This article is from the Gross
Specimen Photography, by Ed Uthman, MD
We perceive a sheet of paper illuminated by an incandescent bulb to be just as white as if it were illuminated by direct sunlight. This goes along with our concept that "white" light is composed of light of all colors. This is true to an extent, but various "white" light sources produce their component colors in varying proportions. For instance, the surface of the sun has a temperature of about 6000 Kelvins and has much more blue light in it than the radiating surface of a tungsten filament glowing at 3200 Kelvins, which has more red light. This relation between temperature of a glowing object and its color is well known to most people (although not by its scientific name - Wien's First Law), since we are taught from the fifth grade that a blue flame is hotter than a red one.

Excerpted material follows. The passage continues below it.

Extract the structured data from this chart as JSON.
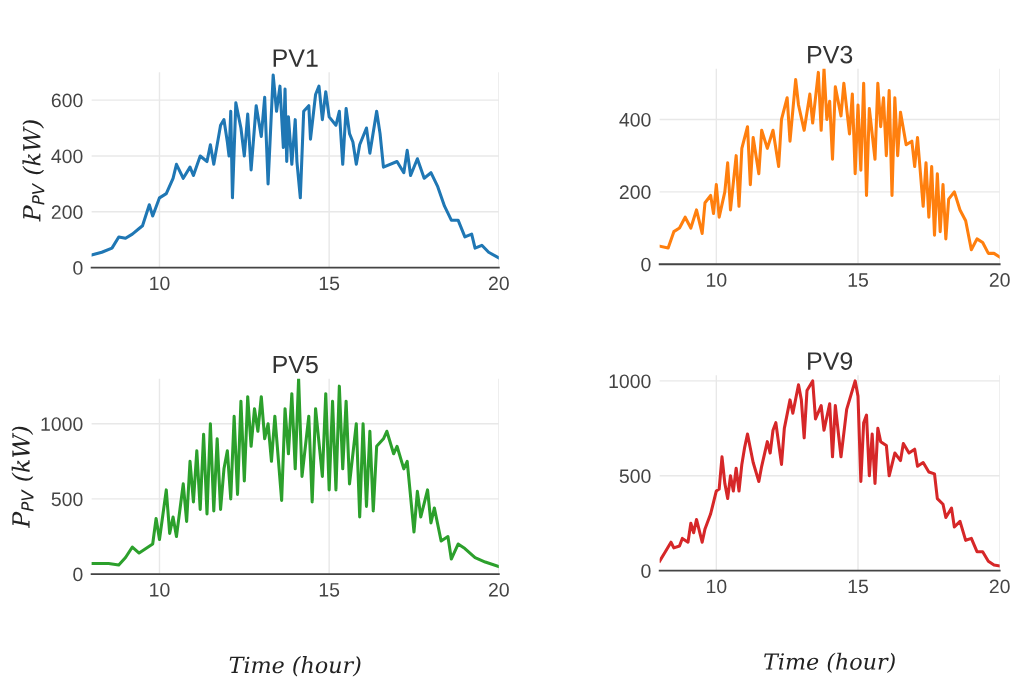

Although the neurological visual processing system behind our eyes compensates for this variability, the film in a camera cannot. The solution is to make film where sensitivity to the colors of the spectrum is specifically balanced for the color distribution of the light source. When shooting in daylight or with an electronic flash, we need to use "daylight" film. Alternatively, when using incandescent lights (such as the floods on the copy stand), we need to use "tungsten" film. This is not some theoretical consideration. If you try to use daylight film with the floodlights you will get an unacceptably orange picture; conversely, shooting tungsten film with a flash will produce a picture that looks like it was painted by Picasso during his "blue" period.